In all fairness, they did have an auth story, right, and recent documentation suggests they reconsidered that path and now suggest keeping it out of couchdb. So, to me, this says auth was something they never could get right because it is complicated. And I took that a step further to think that it's better to have it outside because you can use any auth solution you want, instead of what the couchdb people felt were the best way to do it (it's smart that they realized they got it wrong and changed course).

I'm confused why everyone here seems to think reverse proxies and auth proxies are complicated. Isn't it the case that all apps of any complexity are a bunch of small services wired together behind a proxy? My auth proxy is all of 50 lines of code, my reverse proxy is 8 lines in nginx conf and it's all held together with a docker compose file that is declarative and works locally as well as on my production server.

lukevp · on June 7, 2020

Thanks for the shout out.

The problem with auth is in the authorization realm, not the authentication realm. It's super easy to do authentication in nginx for example using client certificates, basic auth, api keys, or in your app layer via checking a separate DB or cache for tokens, say via a JWT.

However, it's not trivial to say user "a" owns document "b" but not document "c", and that user "a", in fact, shouldn't even know that document "c" exists at all, while also maintaining the replication that CouchDB has built in.

What we want is one single DB that has all documents, and can replicate all documents on the server level with another DB, but can expose a user-specific changes feed that replicates only data that user has access to. I should be able to grant / revoke access to a document at any time and have it propagate, and all documents should be owned only by the creating user by default.

The choice they are requiring us to make is to shard data ourselves by user (which is unusable in the context of 2 users sharing data), or implement a separate layer that can understand CouchDB replication and can do the filtering of the changes feed as well as the write access to ensure that the documents are restricted correctly.

Take this a step further and now that I have to implement my own authentication AND authorization outside of CouchDB and protect it from the end user directly accessing it, and you could ask the question of why do I even need CouchDB then? Why not just speak CouchDB replication protocol on top of my own auth database and store documents there too?

xrd · on June 7, 2020

I was thinking about my comment, and thought: "I need to ask if you mean authz or authn?" That's funny you said it first.

All those things you note are important, and I just can't see how CouchDB would get those things right inside CouchDB.

My impressions with Firebase/Firestore were that they tried to do that with their "rules" system, and it was a not-quite-JS declarative system that relied on you understanding the non-standard parts of their auth system and the things they exposed.

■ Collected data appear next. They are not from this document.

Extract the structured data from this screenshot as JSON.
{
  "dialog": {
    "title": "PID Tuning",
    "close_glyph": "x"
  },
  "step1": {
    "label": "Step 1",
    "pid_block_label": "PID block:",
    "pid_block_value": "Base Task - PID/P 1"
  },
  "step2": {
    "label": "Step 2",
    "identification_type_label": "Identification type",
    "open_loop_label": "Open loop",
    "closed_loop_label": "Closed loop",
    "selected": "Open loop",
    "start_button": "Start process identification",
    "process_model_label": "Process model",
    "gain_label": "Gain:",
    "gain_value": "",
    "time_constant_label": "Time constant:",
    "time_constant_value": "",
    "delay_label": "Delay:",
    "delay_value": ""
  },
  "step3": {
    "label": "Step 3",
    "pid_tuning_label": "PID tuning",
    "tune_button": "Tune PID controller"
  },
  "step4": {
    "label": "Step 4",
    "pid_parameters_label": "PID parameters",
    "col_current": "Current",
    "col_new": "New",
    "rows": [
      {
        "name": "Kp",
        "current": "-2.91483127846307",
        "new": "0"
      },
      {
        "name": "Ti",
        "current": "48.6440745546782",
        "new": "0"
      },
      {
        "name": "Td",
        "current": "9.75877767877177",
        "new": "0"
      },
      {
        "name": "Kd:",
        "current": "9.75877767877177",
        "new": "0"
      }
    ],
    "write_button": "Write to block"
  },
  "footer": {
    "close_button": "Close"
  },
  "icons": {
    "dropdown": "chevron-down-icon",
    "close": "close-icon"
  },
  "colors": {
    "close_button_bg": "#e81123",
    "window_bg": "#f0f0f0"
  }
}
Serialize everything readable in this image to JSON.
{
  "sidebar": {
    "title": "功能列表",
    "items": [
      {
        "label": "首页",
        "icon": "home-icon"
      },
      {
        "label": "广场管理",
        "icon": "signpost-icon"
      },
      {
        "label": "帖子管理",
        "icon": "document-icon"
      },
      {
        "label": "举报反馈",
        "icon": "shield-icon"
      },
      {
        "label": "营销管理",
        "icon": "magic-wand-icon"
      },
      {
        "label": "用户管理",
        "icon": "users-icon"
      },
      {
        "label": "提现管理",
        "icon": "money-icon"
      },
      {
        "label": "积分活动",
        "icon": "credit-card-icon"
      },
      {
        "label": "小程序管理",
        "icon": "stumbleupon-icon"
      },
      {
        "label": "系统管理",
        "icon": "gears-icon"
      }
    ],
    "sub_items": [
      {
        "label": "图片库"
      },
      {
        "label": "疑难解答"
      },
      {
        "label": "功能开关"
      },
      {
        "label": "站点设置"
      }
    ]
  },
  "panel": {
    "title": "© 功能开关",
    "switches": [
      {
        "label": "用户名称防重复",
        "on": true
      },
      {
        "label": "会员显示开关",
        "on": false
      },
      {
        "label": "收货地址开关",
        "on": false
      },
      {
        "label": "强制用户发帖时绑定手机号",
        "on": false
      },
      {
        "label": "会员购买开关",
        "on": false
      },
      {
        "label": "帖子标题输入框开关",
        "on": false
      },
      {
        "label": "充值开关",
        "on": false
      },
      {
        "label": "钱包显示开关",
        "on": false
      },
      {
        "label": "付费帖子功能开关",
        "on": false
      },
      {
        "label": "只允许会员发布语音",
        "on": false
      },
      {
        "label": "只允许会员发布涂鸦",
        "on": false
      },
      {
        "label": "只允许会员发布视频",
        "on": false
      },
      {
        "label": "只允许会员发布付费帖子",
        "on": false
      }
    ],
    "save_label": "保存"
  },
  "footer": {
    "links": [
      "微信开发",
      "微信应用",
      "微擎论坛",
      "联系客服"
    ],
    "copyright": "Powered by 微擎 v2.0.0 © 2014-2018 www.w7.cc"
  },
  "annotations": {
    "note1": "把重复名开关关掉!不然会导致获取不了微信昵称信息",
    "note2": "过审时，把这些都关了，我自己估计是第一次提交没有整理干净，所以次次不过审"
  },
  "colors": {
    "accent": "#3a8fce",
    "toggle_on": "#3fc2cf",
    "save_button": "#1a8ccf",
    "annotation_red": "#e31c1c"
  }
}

I always felt like this was going to be a huge hole in my app and I would have no way to validate all the edge cases. I feel like this is a complicated beast to do in a generic way and CouchDB was smart to leave it to the app developer, rather than the devops/sysadmin role.

Aren't you being a little stingy with your appreciation for the sync part of CouchDB/PouchDB and a little bit overblown with your worries about understanding the CouchDB "protocol?"

Replication and sync are really challenging problems even if you just think about sharing data in two places, and when you start having your JS code deal with revisions, it gets messy really quickly. That's what appealed to me about PouchDB was never having to really think about sync, other than how to handle conflicts.

But, the CouchDB protocol is just HTTP. And, making a proxy to talk to that is as simple as importing a http proxy module. You are just responsible for your authz logic, which is hard, but at least you can make it exactly the way you want it. I don't really see how mapping your authn logic onto standard HTTP verbs like POST, GET, PUT is that complicated.

Having said all this, you clearly have thought through this stuff deeply, so I'm very interested in hearing your thoughts here because I'm sure my comments are wrong past the surface.

xrd · on June 7, 2020

And, this might be an interesting open source project to collaborate on. I'd be very game for that. xrdawson at the google owned mail system. :)